Com a superação desse desafio e outros, a candidata vacinal estava pronta para os primeiros testes clínicos, que contaram com cerca de 17 mil voluntários, confirmando a eficácia e segurança do novo produto. Ver os primeiros frascos saindo do laboratório para beneficiar a população foi um momento emocionante para todos da equipe.

Hoje, ao entrar no LVV, é comum ver a foto do primeiro voluntário que recebeu a dose única da Butantan-DV, uma recordação do momento em que a equipe percebeu que todo o esforço havia valido a pena, consolidando a certeza de que a vacina brasileira seriam um sucesso.

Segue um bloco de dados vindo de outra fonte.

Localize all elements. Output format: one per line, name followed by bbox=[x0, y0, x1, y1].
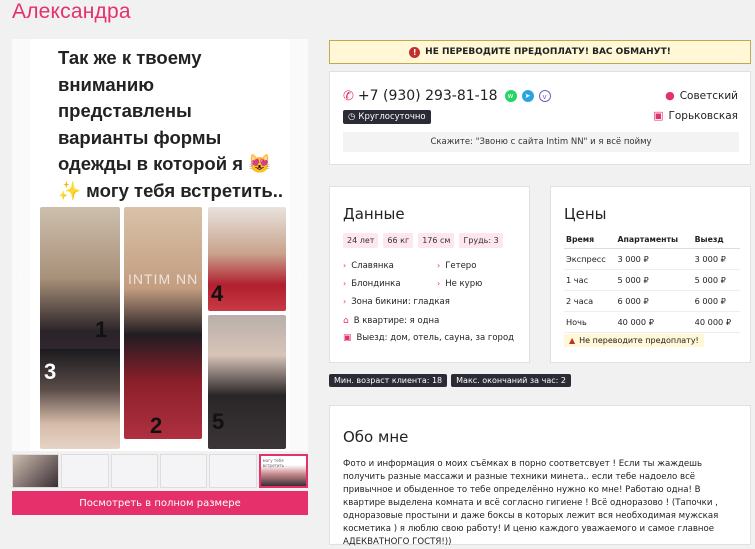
phone-icon: ✆ bbox=[343, 88, 354, 104]
outfit-photo-4: 4 bbox=[208, 207, 286, 311]
whatsapp-icon[interactable]: w bbox=[504, 90, 517, 102]
prices-card: Цены Время Апартаменты Выезд Экспресс 3 0… bbox=[550, 186, 751, 363]
table-row: Ночь 40 000 ₽40 000 ₽ bbox=[564, 311, 740, 333]
say-phrase: Скажите: "Звоню с сайта Intim NN" и я вс… bbox=[343, 132, 739, 152]
prepayment-warning-banner: ! НЕ ПЕРЕВОДИТЕ ПРЕДОПЛАТУ! ВАС ОБМАНУТ! bbox=[329, 40, 751, 64]
data-card: Данные 24 лет 66 кг 176 см Грудь: 3 › Сла… bbox=[329, 186, 530, 363]
prices-table: Время Апартаменты Выезд Экспресс 3 000 ₽3… bbox=[564, 231, 740, 333]
outfit-number: 1 bbox=[95, 317, 108, 342]
contact-card: ✆ +7 (930) 293-81-18 w ➤ v ◷ Круглосуточ… bbox=[329, 71, 751, 165]
caption-line: представлены bbox=[58, 100, 192, 121]
district: ● Советский bbox=[665, 89, 738, 102]
outfit-number: 5 bbox=[212, 409, 225, 434]
table-row: 2 часа 6 000 ₽6 000 ₽ bbox=[564, 290, 740, 312]
weight-tag: 66 кг bbox=[383, 233, 414, 248]
outfit-photo-3: 3 bbox=[40, 349, 120, 449]
trait: Славянка bbox=[351, 261, 394, 271]
thumbnail-strip: могу тебя встретить bbox=[12, 454, 308, 488]
trait: Гетеро bbox=[445, 261, 477, 271]
car-icon: ▣ bbox=[343, 333, 352, 343]
max-finishes-chip: Макс. окончаний за час: 2 bbox=[451, 374, 571, 387]
table-row: 1 час 5 000 ₽5 000 ₽ bbox=[564, 269, 740, 291]
phone-row: ✆ +7 (930) 293-81-18 w ➤ v bbox=[343, 88, 551, 104]
age-tag: 24 лет bbox=[343, 233, 379, 248]
phone-number[interactable]: +7 (930) 293-81-18 bbox=[358, 88, 498, 104]
column-header: Выезд bbox=[692, 231, 740, 249]
chevron-icon: › bbox=[343, 297, 347, 306]
about-text: Фото и информация о моих съёмках в порно… bbox=[343, 459, 719, 547]
chevron-icon: › bbox=[437, 279, 441, 288]
photo-caption: Так же к твоему вниманию представлены ва… bbox=[58, 45, 308, 204]
alert-icon: ! bbox=[409, 46, 421, 58]
thumbnail[interactable] bbox=[209, 454, 257, 488]
thumbnail[interactable] bbox=[12, 454, 60, 488]
main-photo[interactable]: Так же к твоему вниманию представлены ва… bbox=[12, 39, 308, 451]
min-age-chip: Мин. возраст клиента: 18 bbox=[329, 374, 448, 387]
location-pin-icon: ● bbox=[665, 89, 675, 102]
outfit-photo-5: 5 bbox=[208, 315, 286, 449]
warning-icon: ▲ bbox=[569, 336, 576, 345]
photo-canvas: Так же к твоему вниманию представлены ва… bbox=[30, 39, 290, 451]
about-title: Обо мне bbox=[343, 428, 409, 446]
home-icon: ⌂ bbox=[343, 316, 349, 326]
caption-line: вниманию bbox=[58, 73, 154, 95]
watermark: INTIM NN bbox=[128, 271, 199, 287]
about-card: Обо мне Фото и информация о моих съёмках… bbox=[329, 405, 751, 547]
stats-tags: 24 лет 66 кг 176 см Грудь: 3 bbox=[343, 233, 503, 248]
warning-text: НЕ ПЕРЕВОДИТЕ ПРЕДОПЛАТУ! ВАС ОБМАНУТ! bbox=[425, 47, 671, 57]
profile-name: Александра bbox=[12, 0, 131, 23]
thumbnail-active[interactable]: могу тебя встретить bbox=[258, 454, 308, 488]
caption-line: одежды в которой я 😻 bbox=[58, 153, 272, 174]
chevron-icon: › bbox=[343, 279, 347, 288]
chevron-icon: › bbox=[343, 261, 347, 270]
viber-icon[interactable]: v bbox=[538, 90, 551, 102]
trait: Блондинка bbox=[351, 279, 401, 289]
prices-warning: ▲ Не переводите предоплату! bbox=[564, 334, 704, 347]
metro-station: ▣ Горьковская bbox=[653, 109, 738, 122]
caption-line: ✨ могу тебя встретить.. bbox=[58, 179, 284, 201]
prev-photo-icon[interactable]: ‹ bbox=[18, 269, 24, 285]
thumbnail[interactable] bbox=[61, 454, 109, 488]
outfit-number: 2 bbox=[150, 413, 163, 438]
outcall: ▣ Выезд: дом, отель, сауна, за город bbox=[343, 333, 515, 343]
trait: Не курю bbox=[445, 279, 483, 289]
telegram-icon[interactable]: ➤ bbox=[521, 90, 534, 102]
caption-line: варианты формы bbox=[58, 126, 222, 148]
outfit-photo-2: 2 bbox=[124, 207, 202, 439]
height-tag: 176 см bbox=[418, 233, 455, 248]
caption-line: Так же к твоему bbox=[58, 47, 202, 68]
traits-list: › Славянка › Гетеро › Блондинка › Не курю › Зон… bbox=[343, 257, 482, 311]
hours-badge: ◷ Круглосуточно bbox=[343, 110, 431, 124]
trait: Зона бикини: гладкая bbox=[351, 297, 450, 307]
clock-icon: ◷ bbox=[348, 112, 356, 122]
outfit-number: 4 bbox=[211, 281, 224, 306]
next-photo-icon[interactable]: › bbox=[296, 269, 302, 285]
client-limits: Мин. возраст клиента: 18 Макс. окончаний… bbox=[329, 374, 571, 387]
outfit-number: 3 bbox=[44, 359, 57, 384]
thumbnail[interactable] bbox=[110, 454, 158, 488]
data-title: Данные bbox=[343, 205, 405, 223]
chevron-icon: › bbox=[437, 261, 441, 270]
prices-title: Цены bbox=[564, 205, 607, 223]
view-full-size-button[interactable]: Посмотреть в полном размере bbox=[12, 491, 308, 515]
metro-icon: ▣ bbox=[653, 109, 664, 122]
thumbnail[interactable] bbox=[159, 454, 208, 488]
column-header: Время bbox=[564, 231, 616, 249]
table-row: Экспресс 3 000 ₽3 000 ₽ bbox=[564, 248, 740, 270]
column-header: Апартаменты bbox=[615, 231, 693, 249]
breast-tag: Грудь: 3 bbox=[459, 233, 503, 248]
in-apartment: ⌂ В квартире: я одна bbox=[343, 316, 440, 326]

Equipe em celebração: a aprovação da vacina pela Anvisa coroou anos de dedicação (Foto: José Felipe Batista)

A transformação final

Fazer parte de um projeto tão significativo como o desenvolvimento da vacina da dengue é um marco de honra e responsabilidade. É saber que um produto pequeno, que cabe na palma da mão, pode carregar esperança e salvar vidas.

“É um imenso orgulho para nós e para a sociedade. Provamos que a ciência brasileira é tão forte quanto a de qualquer outro lugar do mundo. Nossa criatividade é incomparável. Espero que essa conquista inspire outros projetos”, ressalta Neuza.

Ao serem questionados sobre os planos após o registro da Butantan-DV pela Anvisa, Neuza resumiu: “Vamos comemorar! E começar a desenvolver outra vacina. Essa é a nossa missão!”